Law School was looking better all the time.

That October I had lunch with a friend who is an educational consultant. I described my frustration over Michael’s inability to grasp Hebrew.

“He’s obviously got Dyslexia or some kind of Language Processing Disorder,” she said.

“What do you mean?” I asked.

“You know,” she said to me. “His brain is not processing language in the way same way that you or I do. He’s probably very bright,” she said. “But he’s got to learn a language in a different way.”

“Put the Torah blessings on YouTube, and let him listen to them over and over. Have him write the Hebrew out phonetically in English. See if that helps jumpstart him.

“He’ll get it eventually,” The consultant said to me. “He is going to learn the parsha a little differently than other kids. Just have faith.”

I went home that afternoon thinking about learning disabilities and wondering what else I didn’t know about teaching Hebrew. The weeks went by and I tried new techniques every week.

I posted the blessings on line and made Michael listen to them every day. I recorded a sound file of his parsha and downloaded it to his iPod. Michael listened to the sound files every single day, as if they were the newest lectures from Tony Robbins or some other motivational speaker! I taught Michael to recognize syllables, instead of just words. I had Michael whisper the prayers and then I experimented with having him shout them at the top of his voice.

I tried at every Hebrew lesson to have faith in Michael. And even on the days that he faltered and failed to recognize any of the Hebrew I tried to just put my faith in, well, You-Know-Who..

Keep trying,” I told him as we were struggling with the Torah portion one day. “Never give up,” I said to him. “Never give in.”

A month later when he learned to sing the Torah Trope Michael’s face brightened. My educational consultant had suggested that this might happen. Some kids with learning disabilities do better when they sing, than when they read.

“Go and figure,” I said to myself. “I’m a congregational rabbi, not a neuropsychologist!”

One day in February Michael walked into my office. He opened his siddur and without a word of introduction he sang in a clear voice “Barchu et Adonai…”

“What?” I asked incredulously.

He then again repeated the Torah blessing fluently and without a mistake. Just like that. One week he couldn’t do it and then the next week he did it flawlessly. Michael had gone from not knowing it to getting it. I couldn’t credit my inspired teaching or even the advice from the consultant I had used. It was almost as if a miracle had happened.

“How did you finally learn it?” I asked Michael.

“I just practiced like you told me,” he replied. And then Michael looked down and began to chant the “V’ahavta”.

A few months after that Michael came to the bima and chanted the entire service effortlessly. He then chanted his aliyot, without a mistake. Only a few people in the room could truly know what a triumph that moment must have felt like for Michael.

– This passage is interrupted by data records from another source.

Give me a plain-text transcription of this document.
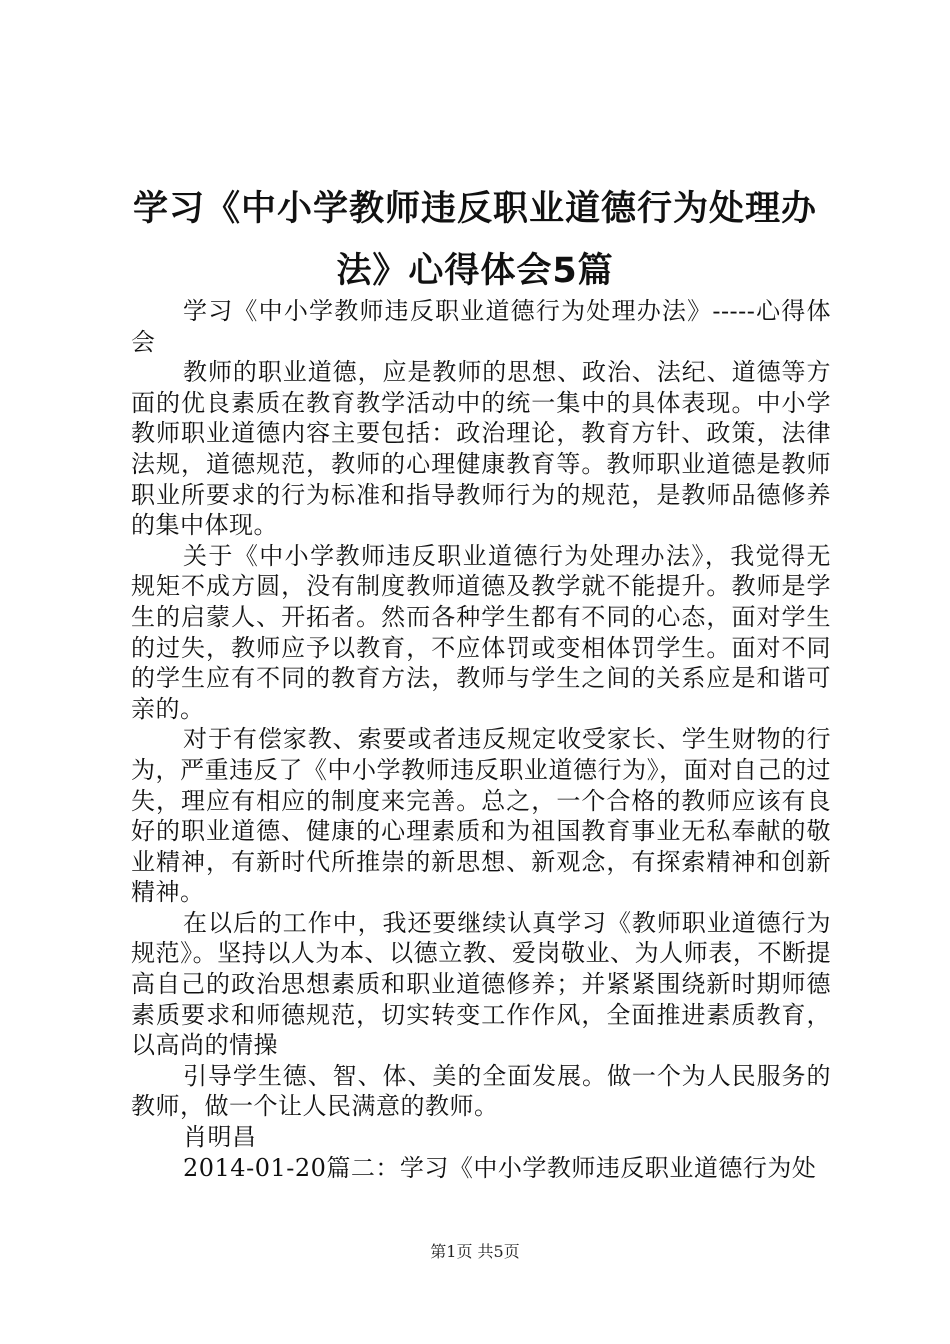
学习《中小学教师违反职业道德行为处理办
法》心得体会5篇

学习《中小学教师违反职业道德行为处理办法》-----心得体会

教师的职业道德，应是教师的思想、政治、法纪、道德等方面的优良素质在教育教学活动中的统一集中的具体表现。中小学教师职业道德内容主要包括：政治理论，教育方针、政策，法律法规，道德规范，教师的心理健康教育等。教师职业道德是教师职业所要求的行为标准和指导教师行为的规范，是教师品德修养的集中体现。

关于《中小学教师违反职业道德行为处理办法》，我觉得无规矩不成方圆，没有制度教师道德及教学就不能提升。教师是学生的启蒙人、开拓者。然而各种学生都有不同的心态，面对学生的过失，教师应予以教育，不应体罚或变相体罚学生。面对不同的学生应有不同的教育方法，教师与学生之间的关系应是和谐可亲的。

对于有偿家教、索要或者违反规定收受家长、学生财物的行为，严重违反了《中小学教师违反职业道德行为》，面对自己的过失，理应有相应的制度来完善。总之，一个合格的教师应该有良好的职业道德、健康的心理素质和为祖国教育事业无私奉献的敬业精神，有新时代所推崇的新思想、新观念，有探索精神和创新精神。

在以后的工作中，我还要继续认真学习《教师职业道德行为规范》。坚持以人为本、以德立教、爱岗敬业、为人师表，不断提高自己的政治思想素质和职业道德修养；并紧紧围绕新时期师德素质要求和师德规范，切实转变工作作风，全面推进素质教育，以高尚的情操

引导学生德、智、体、美的全面发展。做一个为人民服务的教师，做一个让人民满意的教师。

肖明昌

2014-01-20篇二：学习《中小学教师违反职业道德行为处

第1页 共5页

Of course Michael’s Jewish grandparents were moved by the bar mitzvah of their grandson. But even Michael’s Methodist grandparents were touched by the importance of Jewish values their daughter had helped give their grandson.

I learned many lessons from tutoring Michael that year.

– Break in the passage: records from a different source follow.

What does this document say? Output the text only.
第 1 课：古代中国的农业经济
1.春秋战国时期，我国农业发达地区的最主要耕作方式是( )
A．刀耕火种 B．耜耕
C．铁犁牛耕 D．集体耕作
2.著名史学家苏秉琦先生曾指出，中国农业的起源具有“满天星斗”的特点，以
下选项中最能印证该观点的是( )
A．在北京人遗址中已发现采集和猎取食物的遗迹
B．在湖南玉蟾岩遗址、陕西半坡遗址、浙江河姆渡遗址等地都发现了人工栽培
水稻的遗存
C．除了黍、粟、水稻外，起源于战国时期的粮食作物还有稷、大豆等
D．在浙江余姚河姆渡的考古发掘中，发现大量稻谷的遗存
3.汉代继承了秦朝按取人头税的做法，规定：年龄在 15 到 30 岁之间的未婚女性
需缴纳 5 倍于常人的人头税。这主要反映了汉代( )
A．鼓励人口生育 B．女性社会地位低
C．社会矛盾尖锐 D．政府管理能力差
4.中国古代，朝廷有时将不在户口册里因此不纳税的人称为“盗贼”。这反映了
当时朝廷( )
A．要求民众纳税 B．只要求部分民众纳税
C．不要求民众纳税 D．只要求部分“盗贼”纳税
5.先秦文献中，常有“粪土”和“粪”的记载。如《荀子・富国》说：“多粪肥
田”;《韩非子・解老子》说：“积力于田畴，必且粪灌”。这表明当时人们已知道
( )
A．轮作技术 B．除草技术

Learning disabled kids are just like other kids. They need help and they need love. And interfaith families are the same as all Jewish families. They need to know that their rabbi will support them in what can be the difficult task of raising Jewish children when one parent isn’t Jewish.

As Michael was chanting his haftarah I caught a glimpse of his parents, their faces bathed in pride. I looked away, my own eyes starting to mist. We were watching a young boy begin the long odyssey from ignorance to literacy, from confusion to commitment.

Watching Michael that day I marveled at the strength that God gives us to overcome whatever flaws or deficits we may have. Having conquered his inability to read Hebrew, Michael was now over the hump.

I guess I was, too.

The legal profession was safe from me, at least for the time being. The rabbinate had suddenly become fulfilling again.